The tears in her eyes swelled, clear orbs flowing over her lower lashes, unleashed and untamed. “Because I have no idea what you’re feeling right now, and wish I could. How you can love someone so much that you risk everything for them. Is it a good feeling? Is it as wonderful as people say? I always thought it was a myth. Something that humans made up to feel better about their inferior little lives.” Her breath hitched at the end, rendering her unable to speak as a small sob ended her words.
Derry nearly choked.
“Gavin feels it,” he said softly, unable to give her the answers she wanted.
“Gavin’s the exception.”
“Funny. I think I am too. You gather enough exceptions, and you start to have a rule, Sophia.”
Her eyes swam in tears. “You asshole.” Sophia gave him a shaky, genuine smile, her broad face glowing with vicarious happiness even through the crying.
His lip curled up in amusement, making the pain in his nose worse. “I’m an asshole for realizing I’m deeply in love?”
“You’re an asshole for changing, Derry. Don’t change.”
Lilah’s murmured words as she fainted yesterday filled his mind.

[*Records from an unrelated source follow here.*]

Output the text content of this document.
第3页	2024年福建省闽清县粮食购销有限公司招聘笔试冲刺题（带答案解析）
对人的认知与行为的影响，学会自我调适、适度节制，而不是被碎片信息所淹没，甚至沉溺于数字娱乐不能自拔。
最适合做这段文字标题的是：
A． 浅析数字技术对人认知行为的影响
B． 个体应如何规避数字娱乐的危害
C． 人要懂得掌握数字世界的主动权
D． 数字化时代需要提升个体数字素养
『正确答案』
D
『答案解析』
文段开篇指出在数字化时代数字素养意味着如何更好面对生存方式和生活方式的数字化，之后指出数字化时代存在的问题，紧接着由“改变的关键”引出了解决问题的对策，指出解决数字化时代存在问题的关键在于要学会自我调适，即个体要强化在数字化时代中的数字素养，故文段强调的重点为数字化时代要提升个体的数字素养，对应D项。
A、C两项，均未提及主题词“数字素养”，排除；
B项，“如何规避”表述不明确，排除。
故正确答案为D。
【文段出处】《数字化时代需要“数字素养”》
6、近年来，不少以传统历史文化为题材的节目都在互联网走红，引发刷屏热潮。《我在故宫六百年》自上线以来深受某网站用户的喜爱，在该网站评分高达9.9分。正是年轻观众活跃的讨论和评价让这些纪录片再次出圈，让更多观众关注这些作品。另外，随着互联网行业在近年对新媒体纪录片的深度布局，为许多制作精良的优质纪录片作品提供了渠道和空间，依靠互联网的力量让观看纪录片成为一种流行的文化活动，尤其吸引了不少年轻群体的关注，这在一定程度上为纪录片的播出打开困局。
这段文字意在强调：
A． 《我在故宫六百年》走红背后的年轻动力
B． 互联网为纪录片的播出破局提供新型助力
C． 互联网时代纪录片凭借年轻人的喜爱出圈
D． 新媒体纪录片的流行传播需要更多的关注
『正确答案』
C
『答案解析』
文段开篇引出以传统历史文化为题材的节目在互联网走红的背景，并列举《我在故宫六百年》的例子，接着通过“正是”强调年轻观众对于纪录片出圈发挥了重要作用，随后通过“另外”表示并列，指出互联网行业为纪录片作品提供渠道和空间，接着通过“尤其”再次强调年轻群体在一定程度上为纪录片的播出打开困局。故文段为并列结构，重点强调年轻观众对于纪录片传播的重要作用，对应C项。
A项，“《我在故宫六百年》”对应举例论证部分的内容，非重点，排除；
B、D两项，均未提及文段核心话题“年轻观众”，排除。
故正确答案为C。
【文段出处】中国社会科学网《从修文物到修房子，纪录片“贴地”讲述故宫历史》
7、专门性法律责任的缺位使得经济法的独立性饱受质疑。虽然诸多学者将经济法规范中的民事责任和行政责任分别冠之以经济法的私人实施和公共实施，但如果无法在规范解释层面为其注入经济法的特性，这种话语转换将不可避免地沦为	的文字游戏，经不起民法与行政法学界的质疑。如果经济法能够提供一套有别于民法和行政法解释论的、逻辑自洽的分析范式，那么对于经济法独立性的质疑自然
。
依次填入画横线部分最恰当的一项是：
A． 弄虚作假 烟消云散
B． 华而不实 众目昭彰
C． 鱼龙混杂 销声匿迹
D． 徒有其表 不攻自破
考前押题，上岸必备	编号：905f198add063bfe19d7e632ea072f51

“Jess, you can’t. You can’t change.”
He closed his eyes slowly, the falling snow disappearing, felt only on the bones of his cheeks as flakes landed, then melted, turning into a facsimile of tears that matched his twin’s real ones.
“It wasn’t my decision, Sophia. I’ve changed already. I love her. She’s my One. It was never a choice to begin with.”
Chapter 22
Jess drained her wine glass, ignoring her untouched food on her plate, and fixed another fake smile on her face.
Next to Gavin at the long bridal table, Derry’s seat was empty.
He’d completely disappeared. In spite of her pleas, Sophia, sitting to her right, wouldn’t explain, although Jess could tell she knew something. They all seemed to know why he wasn’t there—Edward, Sophia, Asher—but no one said a word to her or made any announcements about the missing best man.
On display at the head table, seated between Lilah and Sophia, she had to pretend that nothing was wrong and she was having a wonderful, beautiful, unforgettable time.
Was it because she hadn’t taken his arm? No, that was ridiculous. Maybe it was something with Asher. He’d been watching them right before Derry went missing. Had the domineering prick said something to drive him away? Was it possible that the fresh bruise on his face was not, as he’d said, from walking into the kitchen door, but from Derry’s fist? Would Derry strike his elder brother?
She picked up her fork and moved the lobster mac and cheese around on her plate, her fake smile softening to a more authentic one.
“The mac had to be your idea,” Jess said to Lilah. She’d always had a thing for mac and cheese. This luxurious version looked delicious, but her stomach was clenched too tightly.
“It was Gavin’s, actually,” Lilah said with a blissful sigh, then leaned back to accept another kiss from her husband while the guests cheered.
A dark idea was nagging at her: maybe Derry had slipped away to have sex with somebody else. That’s certainly what the old Derry would’ve done. Hell, maybe he was in the middle of an orgy with six beautiful movie stars at this very minute, driven to it by the unfamiliar, unbearable trial of being celibate for an entire day.
During another kiss between the bride and groom, Sophia squeezed her hand. The gesture was so uncharacteristic, Jess had thought she’d been trying to grab the breadbasket or take her fork away. Before Jess could respond, Sophia had released her and turned to talk to Molly on her other side.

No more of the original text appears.